Дальше началось нечто несусветное. На правах его домашней сиделки я заявил, что он уйдет из квартиры только через мой труп. Автономов пообещал, что так оно и будет: он сделает из меня высококачественного покойника, если я встану на его дороге. Я не испугался этих угроз и загородил ему выход из кухни. Он с легкостью отшвырнул меня в сторону — больной называется! Он метнулся в гостиную, а я за ним, где попытался отнять у него одежду. Тщетно! Тогда я сделал попытку спрятать в мусорном ведре две пары его туфель, но он меня настиг и вырвал из рук свою обувку. Оделся он быстро, как солдат при сигнале «тревога». Я увидел, что на трельяже лежит в открытую пачка крупных купюр, и ловко смахнул их себе в карман, чтобы лишить его средств на дорогу. Он, уже одетый, уже готовый к выходу, заметался в поисках денег, пока не сообразил, что они у меня, и, закрутив мне руку за спину, вывернул мои карманы со словами: «Ворюга! Домушник!». Больше я ничего не мог сделать, чтобы удержать его, разве что устроить пожар в квартире…

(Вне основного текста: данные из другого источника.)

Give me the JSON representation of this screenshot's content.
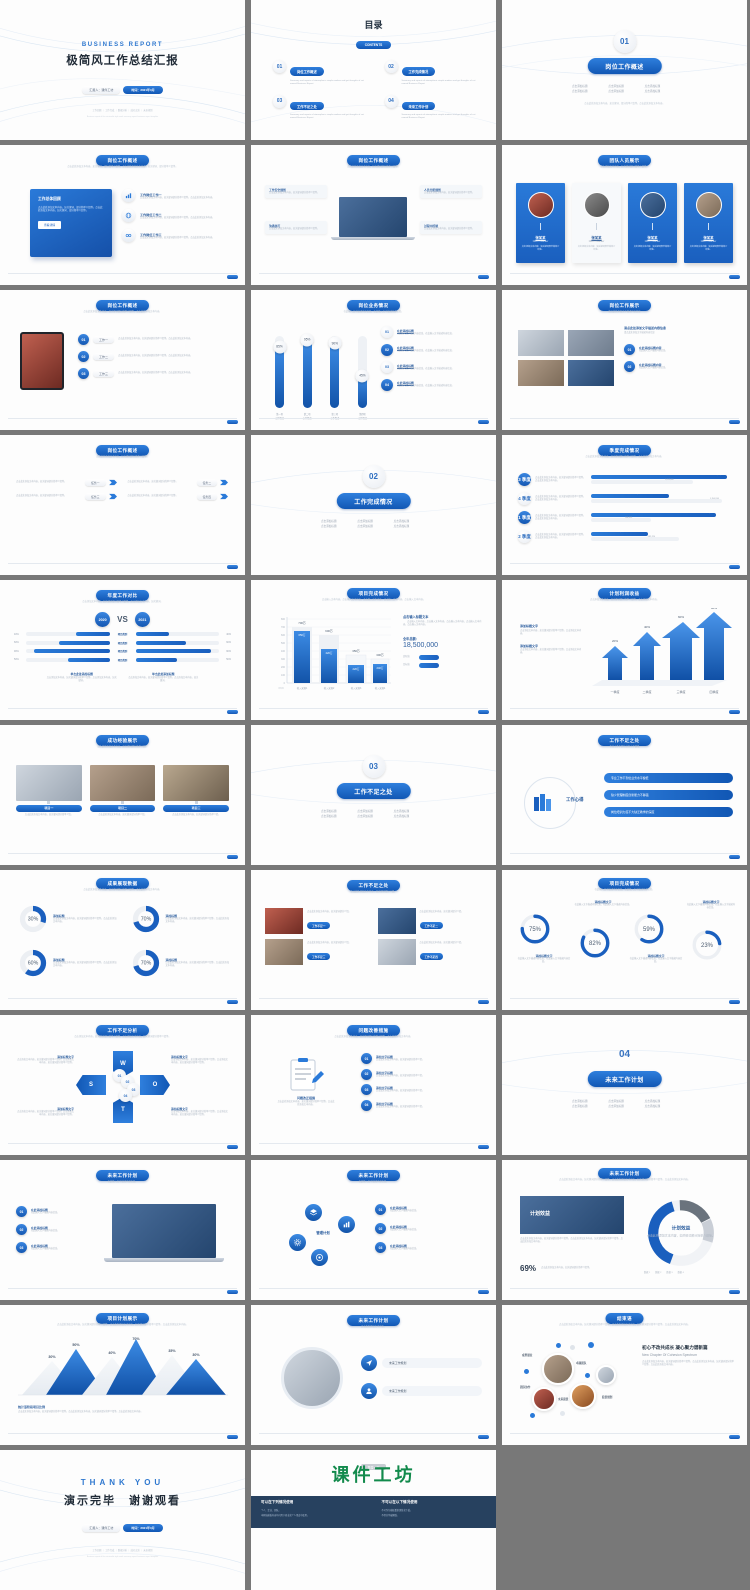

— Стой, Константин! Погоди! — сдался я. — Погоди… я поеду с тобой.
— А я тебя приглашаю с собой? — горячо дыхнул он.
— А я поеду, дундук! Я тебя одного такого не пущу, народный мститель! Я не хочу потом казнить себя всю жизнь, что не поехал с тобой.
— Чего ж ты стоишь как истукан? Одевайся! — рыкнул Автономов. И мы, стало быть, согласованно вышли из квартиры, а вскоре мчались по междугородной трассе, на скоростной, конечно, иномарке, с владельцем которой Автономов сторговался за крутые деньги.
По этой дороге я, может быть, никогда больше не поеду. До конца дней своих. Этот участок автострады, выводящий к морю, угнетает и бередит сердце многочисленными памятками трагедий — могильными столбиками и крестами по обочинам… Мы тоже едва избежали гибели. Многотонный «МАЗ», доверху груженный песком с карьера, вылетев из-за поворота, каким-то чудом не протаранил нашу быстроходную жестянку, вильнув в сторону. Я облился холодным потом. Автономов крякнул. Молодой кореец за рулем выкрикнул: «Вот козел!» — но скорости не сбавил и продолжал гнать как расчетливый самоубийца.
В другое время, при иных обстоятельствах можно было бы, наверно, полюбоваться зелеными сопками и распадками, быстрыми речками, открытыми пространствами лугов. Но молчаливая угрюмость Автономова, но странность цели, к которой стремились, сводили как бы на нет живописность местности. На одном из подъемов открылось пустынное море. Оно приближалось, разрастаясь. Вскоре мы ехали по гравийной дороге вдоль берега. Автономов по-прежнему молчал, точно исполнял обет бессловесности. А может, он берег горло для предстоящего объяснения с Миленой. Зато молодой кореец, заскучав с такими нелюдимами, как мы, запустил кассету с восточной музыкой. Я воспользовался этим и наклонился к Автономову.